In 1999, comic book writer Jhonen Vasquez pitched his idea for a cartoon to Nickelodeon. That wacky little idea became Invader Zim, a series that began airing in 2001. The network had no idea what a gem Vasquez had produced for them, cancelling the series shortly into the second season. Despite the series being a critical darling, Nickelodeon’s viewers didn’t click with the show. Since it has been off the air, however, the show has remained in the public consciousness, firmly establishing itself as a cult classic.
‘You dare agree with me? Prepare to meet your horrible doom!’
It’s not hard to see why the show struck a chord and has continued to find an audience. This show is all about outsiders, in all walks of life. An alien on Earth who doesn’t fit in with his own people let alone the filthy humans he must blend in with, a young boy obsessed with the supernatural, his sister who would happily avoid all human contact, a robot assistant made of junk parts, leaders of an alien race determined entirely by height… Even those of us who have managed to walk through life being popular and adored will have, at one time or another, felt left out. Being an outsider of some kind is a universal experience – for both children and adults – and as a concept, will never date.

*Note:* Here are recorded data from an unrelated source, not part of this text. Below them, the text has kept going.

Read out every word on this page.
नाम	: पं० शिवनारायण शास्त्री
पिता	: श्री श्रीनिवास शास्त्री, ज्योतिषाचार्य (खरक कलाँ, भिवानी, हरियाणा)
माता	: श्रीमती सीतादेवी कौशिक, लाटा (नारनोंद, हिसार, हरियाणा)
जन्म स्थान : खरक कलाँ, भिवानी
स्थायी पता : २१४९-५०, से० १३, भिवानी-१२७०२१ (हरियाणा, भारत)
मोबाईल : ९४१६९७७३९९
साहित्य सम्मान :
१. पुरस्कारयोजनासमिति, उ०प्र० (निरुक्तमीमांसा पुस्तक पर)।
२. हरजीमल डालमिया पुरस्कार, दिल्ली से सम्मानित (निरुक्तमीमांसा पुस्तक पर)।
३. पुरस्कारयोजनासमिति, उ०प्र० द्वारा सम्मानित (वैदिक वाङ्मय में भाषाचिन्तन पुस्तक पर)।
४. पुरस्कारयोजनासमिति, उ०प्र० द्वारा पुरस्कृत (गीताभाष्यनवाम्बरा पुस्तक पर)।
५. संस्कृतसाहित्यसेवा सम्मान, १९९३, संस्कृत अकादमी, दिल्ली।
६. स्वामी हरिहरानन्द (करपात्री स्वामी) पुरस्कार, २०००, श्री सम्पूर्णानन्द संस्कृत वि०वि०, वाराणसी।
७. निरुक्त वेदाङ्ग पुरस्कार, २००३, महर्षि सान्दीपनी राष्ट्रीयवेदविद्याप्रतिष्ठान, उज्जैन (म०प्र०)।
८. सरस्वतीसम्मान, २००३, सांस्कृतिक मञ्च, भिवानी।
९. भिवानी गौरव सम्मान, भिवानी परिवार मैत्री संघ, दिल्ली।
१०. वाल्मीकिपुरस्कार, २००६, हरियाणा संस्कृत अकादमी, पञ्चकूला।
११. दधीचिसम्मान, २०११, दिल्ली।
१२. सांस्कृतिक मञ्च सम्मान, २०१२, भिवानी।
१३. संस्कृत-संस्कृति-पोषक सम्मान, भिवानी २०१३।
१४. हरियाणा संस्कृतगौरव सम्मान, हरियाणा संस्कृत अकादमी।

Invader Zim not only appeals to adults as well as children, but is quality TV outside of the intended audience (children) and medium (animation). If you haven’t seen the series before, I highly recommend you get hold of a copy. You will find you are unable to stop watching and discover numerous amusing one-liners that you never knew you were missing in your life.
‘Prepare your bladder for imminent release!’
I’m not sure how Vasquez pitched Invader Zim to a bunch of executives – granted, children’s TV – the premise is both completely batty and utterly genius. The title character of the series is part of an alien race that expands by invading other planets/civilisations. They’ve tried exiling him and forcing him to do manual labour, but the ‘Tallest’ (yes, his race elevates their leaders based on their height… because, well, why not?!) have been unable to adequately rid themselves of Zim. More hindrance than help, Zim is motivated and well meaning (from his society’s perspective, not so much the poor Earth vermin he hopes to conquer). The Tallest give in to Zim’s demands for an assignment and send him to the very out-of-the-way and insignificant planet, Earth.
This premise is already ripe for stories, but Vasquez doesn’t stop there with developing a rich situation for the narrative. When Zim lands on Earth, he realizes that he needs to blend in with the humans while also learning as much as he possibly can about them – and where better to learn than school?! The inept, impetuous invading alien is thrown into the world of primary school.
‘Oh, I know all kinds of things about you. Pretty creepy, huh?’
Zim is my idol, my fear, and my life. Perhaps you think it is strange for an adult to relate so well to a children’s cartoon about a hapless alien determined to conquer Earth, but such thoughts simply go to show that you have not watched the genius that is Invader Zim. While being thoroughly entertained, the series managed to create characters that are so bizarrely ‘out there’ that they are utterly believable. I saw myself and all my friends in these fictional characters, reminding me of everything there is to love about the people in my life (yes, soppy, I know).
The foil for the titular character is two-fold. First is Gir, Zim’s malfunctioning, adorable robot. Gir is excitable and friendly, often throwing spanners in Zim’s plans without meaning to; for instance, taking out his GPS chip to make room for a cupcake – because cupcake, duh. While Gir wants to be helpful, he also can’t seem to get the hang of this ‘destruction’ thing. He’s far too busy making friends to be any good as a soldier of invasion (which, incidentally, Zim isn’t good at either).
Dib is Zim’s schoolmate foil, similar inept in his own ways and the focus of much of Zim’s ire. A self-appointed ‘paranormal investigator’, Dib is the butt of most school jokes. No one believes his crazy ideas, even the ones that are true – that Zim is an alien, there to collect data on humanity in order to conquer the Earth. Zim, Gir, and Dib all have two things in common: they are looking for validation and respect (Zim with the tallest, Gir with Zim, and Dib with his father and, well, everyone else) and struggling to overcome their inadequacies. They are each relatable, endearing, and infuriating. What’s not to love?
‘Lemony fresh victory shall be mine!’
More than fifteen years later, whether you are returning to this series as a previous fan or coming to it fresh, you’ll find it has lost none of its appeal. The series is endlessly quotable and continues to feel ‘lemony fresh’ and inventive.